I will tell you guys what I need, think that I developed a web crawler and it crawls a lot of data from the internet. One crawling system will not make things work properly, so I need more systems working in parallel. If this is the case can I apply parallel computing? Can you guys give me an example?
Java SE 5 and 6 introduced a set of packages in java.util.concurrent.* which provide powerful concurrency building blocks. check this for more information. http://www.oracle.com/technetwork/articles/java/fork-join-422606.html
There is a library called Habanero-Java (HJ), developed at Rice University that was built using lambda expressions and can run on any Java 8 JVM.
HJ-lib integrates a wide range of parallel programming constructs (e.g., async tasks, futures, data-driven tasks, forall, barriers, phasers, transactions, actors) in a single programming model that enables unique combinations of these constructs (e.g., nested combinations of task and actor parallelism).
The HJ runtime is responsible for orchestrating the creation, execution, and termination of HJ tasks, and features both work-sharing and work-stealing schedulers. You can follow the tutorial to set it up on your computer.

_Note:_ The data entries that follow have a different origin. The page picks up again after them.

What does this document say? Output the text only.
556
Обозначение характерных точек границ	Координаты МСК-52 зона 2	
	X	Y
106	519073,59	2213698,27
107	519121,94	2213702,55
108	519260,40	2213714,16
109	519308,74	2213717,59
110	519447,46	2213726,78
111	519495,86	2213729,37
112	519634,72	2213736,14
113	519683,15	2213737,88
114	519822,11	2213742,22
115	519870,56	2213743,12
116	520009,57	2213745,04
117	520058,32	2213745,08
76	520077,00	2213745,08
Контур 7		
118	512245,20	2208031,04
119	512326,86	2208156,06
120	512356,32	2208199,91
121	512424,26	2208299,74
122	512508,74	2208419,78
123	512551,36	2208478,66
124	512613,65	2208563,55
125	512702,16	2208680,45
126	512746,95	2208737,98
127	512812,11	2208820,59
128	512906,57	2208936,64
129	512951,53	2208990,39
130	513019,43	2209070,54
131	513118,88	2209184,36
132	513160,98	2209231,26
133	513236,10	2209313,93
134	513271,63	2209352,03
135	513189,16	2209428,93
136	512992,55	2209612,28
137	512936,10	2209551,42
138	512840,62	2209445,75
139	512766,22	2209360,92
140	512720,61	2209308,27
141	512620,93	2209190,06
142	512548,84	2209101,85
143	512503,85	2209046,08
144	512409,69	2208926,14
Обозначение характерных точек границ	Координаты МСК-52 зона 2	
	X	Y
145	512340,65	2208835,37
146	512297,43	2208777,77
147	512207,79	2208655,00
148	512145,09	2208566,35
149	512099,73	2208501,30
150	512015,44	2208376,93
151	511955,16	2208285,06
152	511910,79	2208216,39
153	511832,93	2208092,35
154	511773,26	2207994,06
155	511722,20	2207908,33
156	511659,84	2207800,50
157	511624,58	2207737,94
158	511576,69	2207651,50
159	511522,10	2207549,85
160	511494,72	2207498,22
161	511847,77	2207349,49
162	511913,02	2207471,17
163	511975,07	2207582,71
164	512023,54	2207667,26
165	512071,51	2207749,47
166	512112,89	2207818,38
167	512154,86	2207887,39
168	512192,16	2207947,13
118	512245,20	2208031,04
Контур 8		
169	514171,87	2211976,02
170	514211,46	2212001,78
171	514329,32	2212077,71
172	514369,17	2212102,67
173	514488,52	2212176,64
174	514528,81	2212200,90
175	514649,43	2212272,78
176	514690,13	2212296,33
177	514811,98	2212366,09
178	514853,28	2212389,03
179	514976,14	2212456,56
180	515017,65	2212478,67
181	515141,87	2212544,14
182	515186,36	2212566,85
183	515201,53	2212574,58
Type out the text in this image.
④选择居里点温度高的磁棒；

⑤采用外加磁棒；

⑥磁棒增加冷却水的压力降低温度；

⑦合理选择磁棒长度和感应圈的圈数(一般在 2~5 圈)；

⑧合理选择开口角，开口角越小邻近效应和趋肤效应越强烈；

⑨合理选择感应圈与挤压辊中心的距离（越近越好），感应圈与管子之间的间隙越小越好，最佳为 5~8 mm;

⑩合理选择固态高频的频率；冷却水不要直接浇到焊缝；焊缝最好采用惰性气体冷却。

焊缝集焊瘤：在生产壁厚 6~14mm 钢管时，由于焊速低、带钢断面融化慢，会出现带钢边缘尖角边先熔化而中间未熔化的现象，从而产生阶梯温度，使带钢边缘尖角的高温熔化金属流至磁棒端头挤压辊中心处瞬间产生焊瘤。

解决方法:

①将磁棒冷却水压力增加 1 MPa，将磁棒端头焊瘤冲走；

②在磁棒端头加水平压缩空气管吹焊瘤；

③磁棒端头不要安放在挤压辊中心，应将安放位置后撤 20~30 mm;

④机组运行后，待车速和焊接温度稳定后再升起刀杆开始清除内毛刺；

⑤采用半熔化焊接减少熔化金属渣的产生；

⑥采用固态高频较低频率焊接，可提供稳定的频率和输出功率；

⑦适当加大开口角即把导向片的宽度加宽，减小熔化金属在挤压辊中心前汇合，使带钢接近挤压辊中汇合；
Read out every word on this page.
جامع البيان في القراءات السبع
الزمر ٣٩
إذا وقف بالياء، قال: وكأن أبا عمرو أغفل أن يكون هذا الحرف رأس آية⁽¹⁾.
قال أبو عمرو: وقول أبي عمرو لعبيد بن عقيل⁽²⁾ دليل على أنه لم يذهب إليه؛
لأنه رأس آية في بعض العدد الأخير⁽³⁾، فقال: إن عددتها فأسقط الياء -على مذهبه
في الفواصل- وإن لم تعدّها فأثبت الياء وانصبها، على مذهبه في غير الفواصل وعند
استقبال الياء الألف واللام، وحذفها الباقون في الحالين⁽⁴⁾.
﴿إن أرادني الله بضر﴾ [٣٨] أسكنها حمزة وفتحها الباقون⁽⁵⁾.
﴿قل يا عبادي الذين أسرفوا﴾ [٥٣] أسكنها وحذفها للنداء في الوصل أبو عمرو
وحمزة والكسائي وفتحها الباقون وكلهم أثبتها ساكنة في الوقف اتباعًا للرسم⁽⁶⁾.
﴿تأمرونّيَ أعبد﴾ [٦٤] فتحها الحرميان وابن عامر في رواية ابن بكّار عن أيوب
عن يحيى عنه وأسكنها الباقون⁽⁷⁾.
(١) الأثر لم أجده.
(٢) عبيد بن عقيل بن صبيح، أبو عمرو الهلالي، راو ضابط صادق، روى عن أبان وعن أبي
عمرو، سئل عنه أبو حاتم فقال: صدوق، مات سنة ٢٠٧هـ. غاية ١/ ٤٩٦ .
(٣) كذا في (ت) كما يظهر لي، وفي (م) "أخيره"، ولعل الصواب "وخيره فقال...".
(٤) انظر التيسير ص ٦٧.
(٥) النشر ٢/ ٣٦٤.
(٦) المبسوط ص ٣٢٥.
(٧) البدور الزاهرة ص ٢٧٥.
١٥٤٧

Here is a simple HelloWorld example:
Each async method runs in parallel with the other async methods, while the content within these methods run sequentially. The program doesn't continue until all code within the finish method complete.
java.util.concurrency package and the Brian Goetz book "Java concurrency in practice"
There is also a lot of resources here about parallel patterns by Ralph Johnson (one of the GoF design pattern author) : http://parlab.eecs.berkeley.edu/wiki/patterns/patterns
Read the section ón threads in the java tutorial. http://download-llnw.oracle.com/javase/tutorial/essential/concurrency/procthread.html
you can use JCSP (http://www.cs.kent.ac.uk/projects/ofa/jcsp/) the library implements CSP (Communicating Sequential Processes) principles in Java, parallelisation is abstracted from thread level and you deal instead with processes.
As far as I know, on most operating systems the Threading mechanism of Java should be based on real kernel threads. This is good from the parallel programming prospective. Other languages like Python simply do some time multiplexing of the processor (namely, if you run a heavvy multithreaded application on a multiprocessor machine you'll see only one processor running).
You can easily find something just googling it: by example this is the first result for "java threading": http://download-llnw.oracle.com/javase/tutorial/essential/concurrency/
Basically it boils down to extend the Thread class, overload the "run" method with the code belonging to the other thread and call the "start" method on an instance of the class you extended.
Also if you need to make something thread safe, have a look to the synchronized methods.